The plan being discussed by the defense and education ministries has been condemned by students and activists who say it will weaken free thought through brainwashing and perpetuate a culture of violence on campuses.
They also see it as part of moves to try and militarize Indonesian democracy following recent attempts to try and move military officers into civilian agencies and ministries.
However, Defense Minister Prabowo Subianto and Education Minister Nadiem Makarim say it would foster among students a spirit of love and desire to defend the country.
"Students can spend one semester following a military education," Deputy Defense Minister Sakti Wahyu Trenggono said in an Aug. 16 statement.
"Students would not only be required to be creative and innovative but also to foster a love of the nation," he said, adding that the proposal is following a 2019 law on national resources for state defense.
However, students and activists are up in arms against such a move.
Dominikus Milan Septian, a university student in Jakarta, said it would weaken free thought and a student’s ability to question and be critical.
“It will limit the freedom and space for students to discuss things freely,” he told UCA News. “Instead of enforcing military education, the government should raise the quality of our education.

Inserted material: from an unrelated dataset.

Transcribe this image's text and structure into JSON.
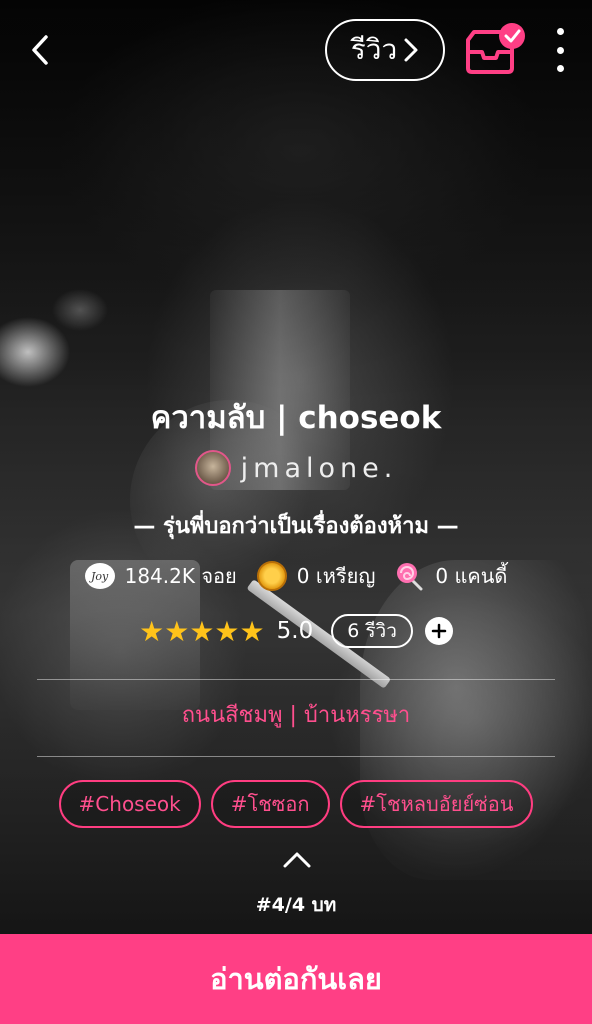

Compared with other countries, the quality of our education is very low.”
Simon Wenehen, a lecturer in Tangerang, Banten province, said military education in universities is no longer relevant to the present situation of Indonesia.
“We should prioritize character building among students, developing their skills to be able to face challenges in modern-day life,” he told UCA News.
He suggested that military-style education would better be incorporated into other subjects related to the national ideology and citizenship, and not be a standalone program.
Fatia Maulidiyanti, an activist with the Commission for the Disappeared and Victims of Violence (KontraS), said the entire plan must be questioned.
“There is no need at all to implement conscription in any form,” she said. “It is dangerous. It will perpetuate a culture of violence on campuses and students who question things would slowly be silenced through a military regimen.”
However, Stanilaus Riyanta, an intelligence analyst from the University of Indonesia, said the move might help counter extremism being cultivated at universities.
“The threat of radical ideologies is very big among youths, particularly students. This [military education] might an effective response to that issue,” he said.
Similarly, Franciscan Father Vinsensius Darmin Mbula, chairman of the National Council of Catholic Education, said military education in higher learning institutions could be a good thing in terms of protecting the country.
“I think every citizen is called upon to maintain the unity and sovereignty of this country and together make it a nation with dignity,” he told UCA News.